If both can stay fresh throughout the season, their health isn't just a positive for ASU's coaches, but for their bodies as well as they stand to suffer fewer hits. Maintaining a healthy ratio is one of the philosophies first-year running backs coach John Simon introduced to the duo in the backfield.
“Coach Simon is very smart about the way he uses all of us,” Ballage said. “He tracks all of our reps, from special teams, offense, everything that we do at every practice. He has somebody track how many minutes we’re getting. He tries to make that as even as possible. Nobody ever takes 30 reps on offense compared to somebody else’s 10. He always evens it out, and that’s helped me a lot. I know it’s helped Demario, Nick (Ralston) and the other running backs as well.”
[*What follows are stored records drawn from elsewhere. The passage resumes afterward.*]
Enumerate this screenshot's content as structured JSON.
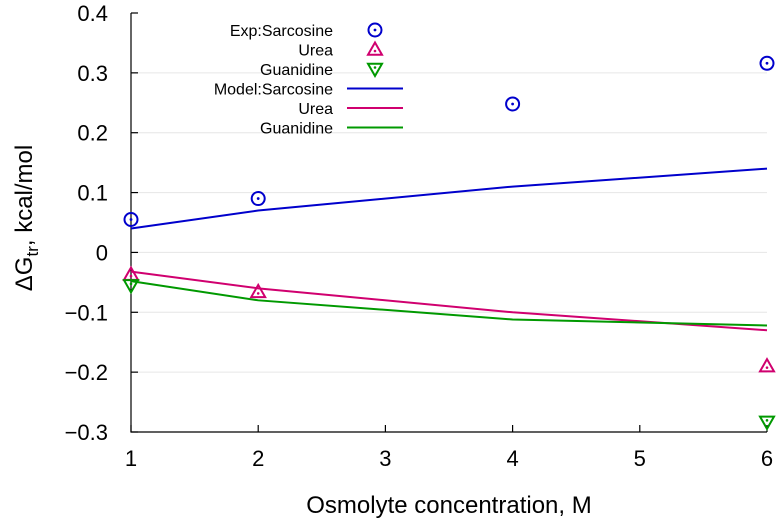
{
  "chart_data": {
    "type": "scatter",
    "xlabel": "Osmolyte concentration, M",
    "ylabel": {
      "delta": "ΔG",
      "sub": "tr",
      "rest": ", kcal/mol"
    },
    "xlim": [
      1,
      6
    ],
    "ylim": [
      -0.3,
      0.4
    ],
    "x_ticks": [
      1,
      2,
      3,
      4,
      5,
      6
    ],
    "y_ticks": [
      -0.3,
      -0.2,
      -0.1,
      0,
      0.1,
      0.2,
      0.3,
      0.4
    ],
    "y_tick_labels": [
      "−0.3",
      "−0.2",
      "−0.1",
      "0",
      "0.1",
      "0.2",
      "0.3",
      "0.4"
    ],
    "grid": "horizontal",
    "legend_position": "top-left",
    "series": [
      {
        "name": "Exp:Sarcosine",
        "kind": "points",
        "marker": "circle",
        "color": "#0000cc",
        "x": [
          1,
          2,
          4,
          6
        ],
        "y": [
          0.055,
          0.09,
          0.248,
          0.316
        ]
      },
      {
        "name": "Urea",
        "kind": "points",
        "marker": "triangle-up",
        "color": "#d0006f",
        "x": [
          1,
          2,
          6
        ],
        "y": [
          -0.037,
          -0.066,
          -0.19
        ]
      },
      {
        "name": "Guanidine",
        "kind": "points",
        "marker": "triangle-down",
        "color": "#009900",
        "x": [
          1,
          6
        ],
        "y": [
          -0.055,
          -0.283
        ]
      },
      {
        "name": "Model:Sarcosine",
        "kind": "line",
        "color": "#0000cc",
        "x": [
          1,
          2,
          4,
          6
        ],
        "y": [
          0.04,
          0.07,
          0.11,
          0.14
        ]
      },
      {
        "name": "Urea",
        "kind": "line",
        "color": "#d0006f",
        "x": [
          1,
          2,
          4,
          6
        ],
        "y": [
          -0.032,
          -0.06,
          -0.1,
          -0.13
        ]
      },
      {
        "name": "Guanidine",
        "kind": "line",
        "color": "#009900",
        "x": [
          1,
          2,
          4,
          6
        ],
        "y": [
          -0.048,
          -0.08,
          -0.112,
          -0.122
        ]
      }
    ]
  }
}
Simon’s presence has brought some positive eagerness to the ASU running backs. Simon's NFL experience, especially in professional meeting room settings, has been one area that’s stood out to both Ballage and Richard. As NFL teams use multiple running backs to spell one another, ASU now has the ability to follow that model.
Simon was the position coach who helped Jalen Richard and Ito Smith to a combined 2,220 rushing yards and 29 touchdowns in 2015 at Southern Miss, and with the pro potential ASU’s tandem possesses, the Sun Devil backs haven’t avoided questions about becoming the program's first pair of 1,000-yard rushers since Woody Green and Ben Malone accomplished the feat in 1973.
“It’s hard to ignore, I noticed that before we even hired coach Lindsey,” Ballage said of Lindsey’s explosive offense. “Just kind of hearing his name around the building, looking for an offensive coordinator. Kind of hear people whisper about two 1,000-yard rushers in one offense, it’s kind of hard to ignore. So, looking forward, that’s definitely something that’s going to catch not only our eyes -- me, Demario, and other people on this football team -- but the fans as well.”
Last season, Ballage had 125 carries for 653 yards and four touchdowns after he returned to the field. In 11 games, Richard ran for 1,098 yards on 209 carries. Both of ASU’s running backs averaged more than five yards per carry (Ballage averaged 5.2, Richard averaged 5.3), and if each player held that clip steady this season, both can eclipse the 1,000-yard plateau with 200 carries or more this year.
How challenging is it for two running backs on the same team to run for over 1,000 yards, and still have a 4,000-yard passer? Lindsey’s 2015 offense joined only 2008’s Oklahoma squad that included Sam Bradford throwing for over 4,700 yards, while DeMarco Murray (1,002 yards) barely joined Chris Brown (1,220 yards) to help the trio reach the rare feat.
Without Ballage on the sidelines, though, ASU’s running back combo has the health necessary to challenge a 43-year program drought without a pair of 1,000-yard backs.